I have annually had trouble with an auto pilot and occassionally with a VHF on blade fuses that have suffered damp uk wintery conditions. It was fixed by cleaning the fuse and holder with silicon grease. I now annually clean and grease all the blade fuses. But recently the VHF failed when transmitting at Hi power to the Coastguard. Wiggled the fuse and that fixed it. That was the last straw so I rewired it to instead have the in line fuse supplied with the radio and fed it direct from the battery feed busbar. Much better, should have done it years ago.
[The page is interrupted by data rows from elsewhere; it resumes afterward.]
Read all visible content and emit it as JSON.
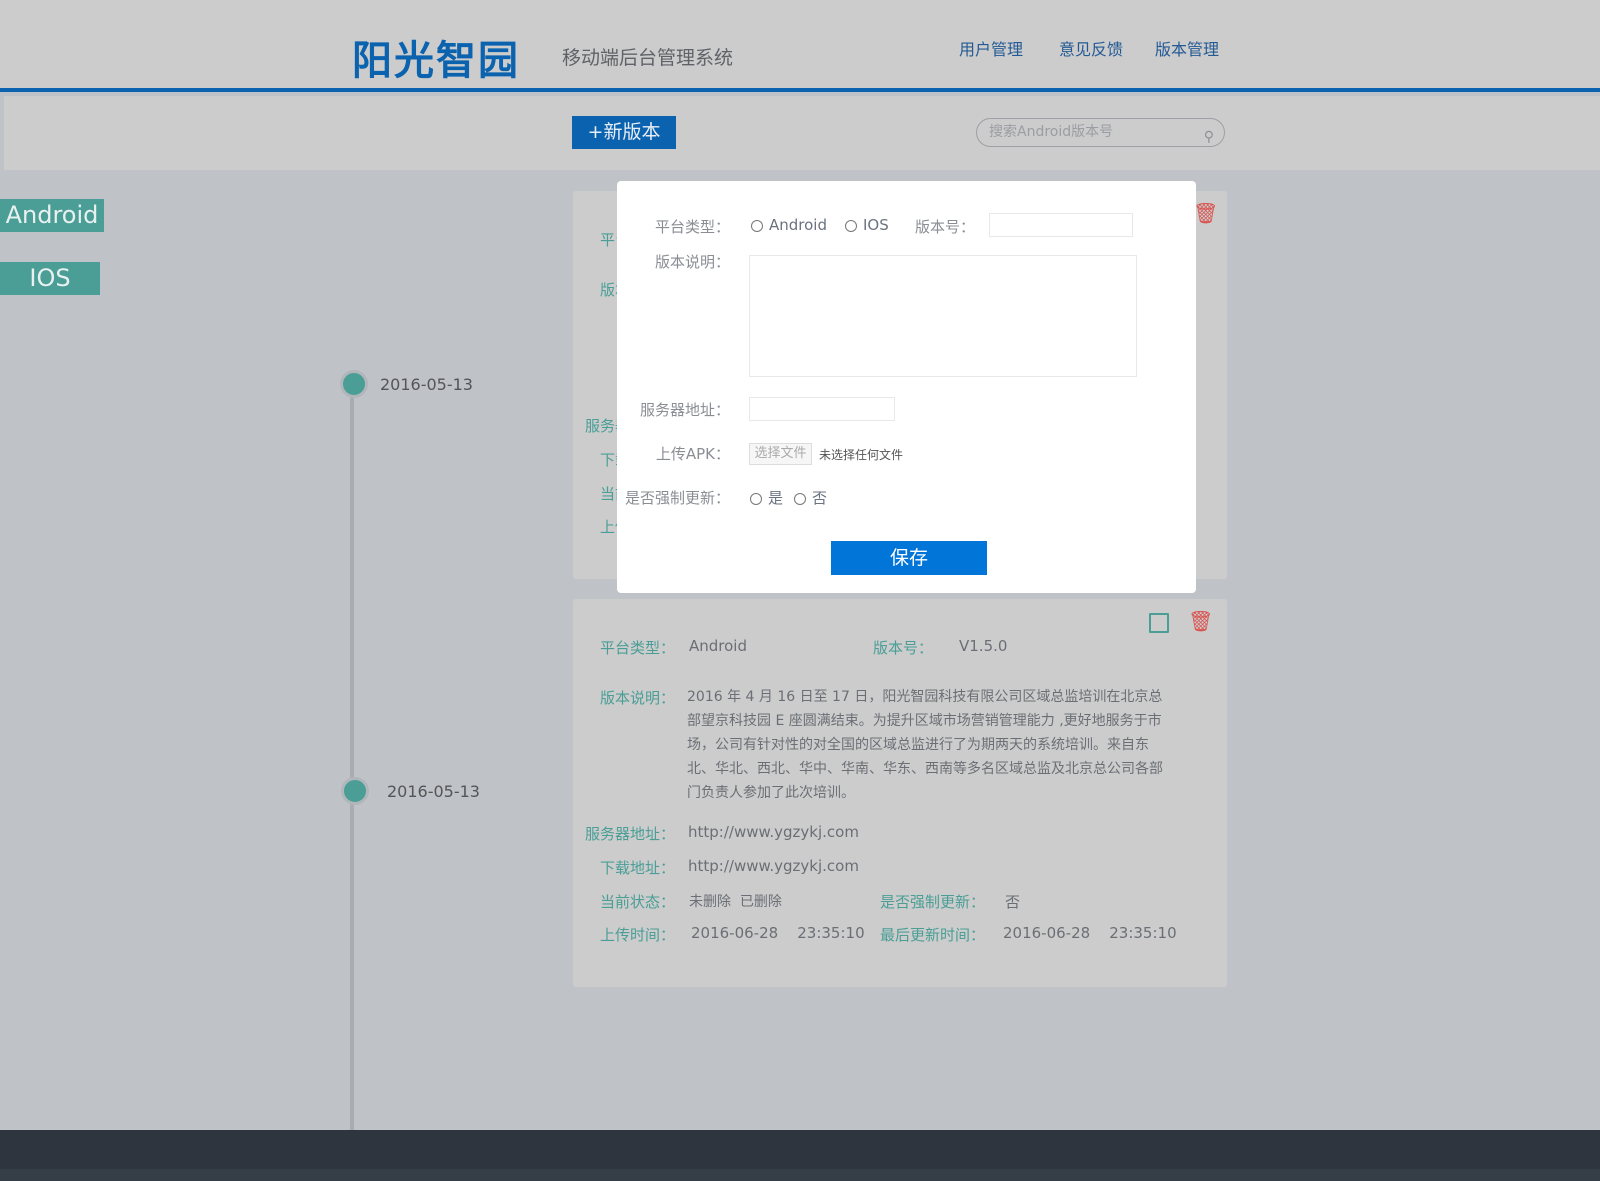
{
  "header": {
    "logo": "阳光智园",
    "subtitle": "移动端后台管理系统",
    "nav": [
      "用户管理",
      "意见反馈",
      "版本管理"
    ]
  },
  "toolbar": {
    "new_version": "+新版本",
    "search_placeholder": "搜索Android版本号"
  },
  "side_tabs": [
    "Android",
    "IOS"
  ],
  "timeline": {
    "dates": [
      "2016-05-13",
      "2016-05-13"
    ]
  },
  "labels": {
    "platform": "平台类型：",
    "version": "版本号：",
    "desc": "版本说明：",
    "server": "服务器地址：",
    "download": "下载地址：",
    "status": "当前状态：",
    "force": "是否强制更新：",
    "upload_time": "上传时间：",
    "updated_time": "最后更新时间："
  },
  "card": {
    "platform": "Android",
    "version": "V1.5.0",
    "desc": "2016 年 4 月 16 日至 17 日，阳光智园科技有限公司区域总监培训在北京总部望京科技园 E 座圆满结束。为提升区域市场营销管理能力 ,更好地服务于市场，公司有针对性的对全国的区域总监进行了为期两天的系统培训。来自东北、华北、西北、华中、华南、华东、西南等多名区域总监及北京总公司各部门负责人参加了此次培训。",
    "server": "http://www.ygzykj.com",
    "download": "http://www.ygzykj.com",
    "status": "未删除  已删除",
    "force": "否",
    "upload_time": "2016-06-28    23:35:10",
    "updated_time": "2016-06-28    23:35:10"
  },
  "modal": {
    "platform_label": "平台类型：",
    "opt_android": "Android",
    "opt_ios": "IOS",
    "version_label": "版本号：",
    "desc_label": "版本说明：",
    "server_label": "服务器地址：",
    "upload_label": "上传APK：",
    "choose_file": "选择文件",
    "no_file": "未选择任何文件",
    "force_label": "是否强制更新：",
    "yes": "是",
    "no": "否",
    "save": "保存"
  }
}
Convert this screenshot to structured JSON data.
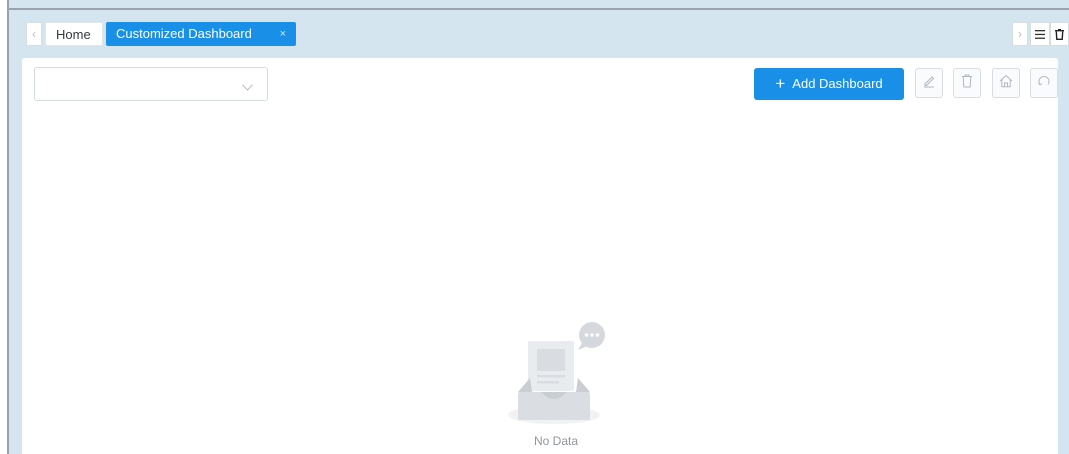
{
  "tabs": {
    "items": [
      {
        "label": "Home"
      },
      {
        "label": "Customized Dashboard",
        "close": "×"
      }
    ],
    "prev_glyph": "‹",
    "next_glyph": "›"
  },
  "toolbar": {
    "dashboard_select_value": "",
    "add_dashboard_label": "Add Dashboard",
    "add_dashboard_icon": "+"
  },
  "empty_state": {
    "text": "No Data"
  },
  "colors": {
    "accent": "#1a8fe8",
    "frame": "#d4e5f0"
  },
  "icons": [
    "chevron-left-icon",
    "chevron-right-icon",
    "menu-icon",
    "clear-icon",
    "chevron-down-icon",
    "edit-icon",
    "delete-icon",
    "home-icon",
    "refresh-icon",
    "empty-inbox-icon"
  ]
}
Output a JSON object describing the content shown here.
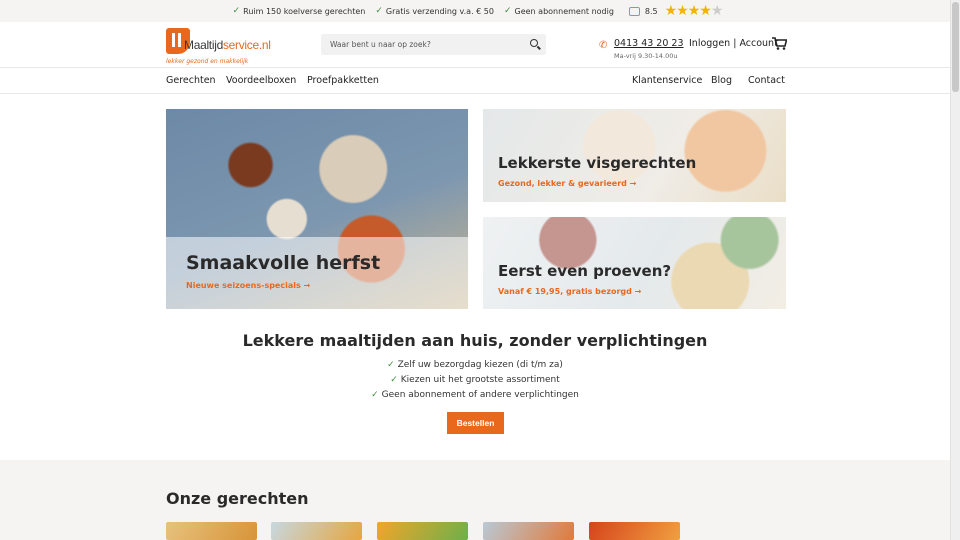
{
  "usp_bar": {
    "items": [
      "Ruim 150 koelverse gerechten",
      "Gratis verzending v.a. € 50",
      "Geen abonnement nodig"
    ],
    "rating_score": "8.5",
    "stars": 4.5,
    "star_color": "#f0b400"
  },
  "header": {
    "logo": {
      "name_part1": "Maaltijd",
      "name_part2": "service.nl",
      "tagline": "lekker gezond en makkelijk"
    },
    "search": {
      "placeholder": "Waar bent u naar op zoek?"
    },
    "phone": "0413 43 20 23",
    "hours": "Ma-vrij 9.30-14.00u",
    "account": "Inloggen | Account",
    "icons": [
      "search-icon",
      "phone-icon",
      "cart-icon"
    ]
  },
  "nav": {
    "left": [
      "Gerechten",
      "Voordeelboxen",
      "Proefpakketten"
    ],
    "right": [
      "Klantenservice",
      "Blog",
      "Contact"
    ]
  },
  "hero": {
    "big": {
      "title": "Smaakvolle herfst",
      "link": "Nieuwe seizoens-specials →"
    },
    "fish": {
      "title": "Lekkerste visgerechten",
      "link": "Gezond, lekker & gevarieerd →"
    },
    "try": {
      "title": "Eerst even proeven?",
      "link": "Vanaf € 19,95, gratis bezorgd →"
    }
  },
  "promo": {
    "title": "Lekkere maaltijden aan huis, zonder verplichtingen",
    "bullets": [
      "Zelf uw bezorgdag kiezen (di t/m za)",
      "Kiezen uit het grootste assortiment",
      "Geen abonnement of andere verplichtingen"
    ],
    "button": "Bestellen"
  },
  "dishes": {
    "title": "Onze gerechten"
  },
  "colors": {
    "accent": "#e8691e",
    "check": "#3f8f3f"
  }
}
Tiller pilots I know are not particularly reliable, I have owned them on of a number of yachts and use them a lot. if there are any problems with my tiller pilots I always check the 12V supply first. Corrosion in the deck socket and plug are the number 1 most common. I must remember to dry it and grease the pins with silicon more often (Monthly). The next most likely problem on my yacht is the blade fuse, again this seems to be cured by cleaning and greasing the blade fuse holder at least annually.

Btw, I have slightly overisized cable between the fuse board and the tiller pilot socket to help reduce the risk of volt drop problems. But if you do this then you may find at the socket the copper cores will not fit in the tiny terminals, which means you need down size the cable for the last 25mm or so with high quality crimp joint.
 
I don't think many people find blade fuses excessively prone to corrosion. They work reliably on cars and motorbikes as well as boats.
Is your boat excessively damp inside?
 
During my recent rewire I've removed every in line fuse and replaced them with blades as they are simple to check and replace. No fiddling about with silly wee bits of glass.
 
I'd be interested in a few views on this. I'm just about to rewire our battery banks which was going to involve a couple of blade fuse boxes (one for stwiched circuts another for unswitched). Should I grease the fuse contacts? I guess the fuses themselves are cheap and easy to replace, it would be more the contacts on the fuse box that I'd worry about - I'd hope these would last a few years.
 
All my new circuits have blade fuses and I'm about to change the final continental style fuses to blade. So far haven't had a problem with corrosion of blade fuses.

I have contralube electrical 'grease' on board but I have also used an ms4? silicone grease on electrics as well.
 
Blade fuses have, like Lucar type connectors, the 'wiping'effect as they are inserted and removed. For this reason they are superior.

Both our last two boats have been very dry internally. No poor conections of any fuses has occured.
 
Reading the posts above I think there are a few contributing problems on my yacht: the fuse panel is 25 years old and the blade sockets on one end are much weaker grip strength, in the recent past leaky windows above the electrics panel, uk winter on a swinging mooring without power to keep the humidity down. Could be the blade sockets on the circuit board need replacing. I will compare the grip of the blade on a car one when I next get a chance.
 
I have no fuses, all MCBs, problem solved.

Oh, I lie, there is one inline fuse in a battery box for the sensing wire to the alternator controller.
And all the socket, mains and 12v have fuses in the plug tops.
And the monster in the inverter supply.
I've got a lot really then!
I must go to sleep zzzzzzzzzzzzzzzzzzzzzzzzzzzzzzzzzzzzzzzz
 
Surely a good gobbet of vaseline on and around the fuse and post as you insert it will prevent all corrosion virtually for ever unless it's regularly showered in salt water?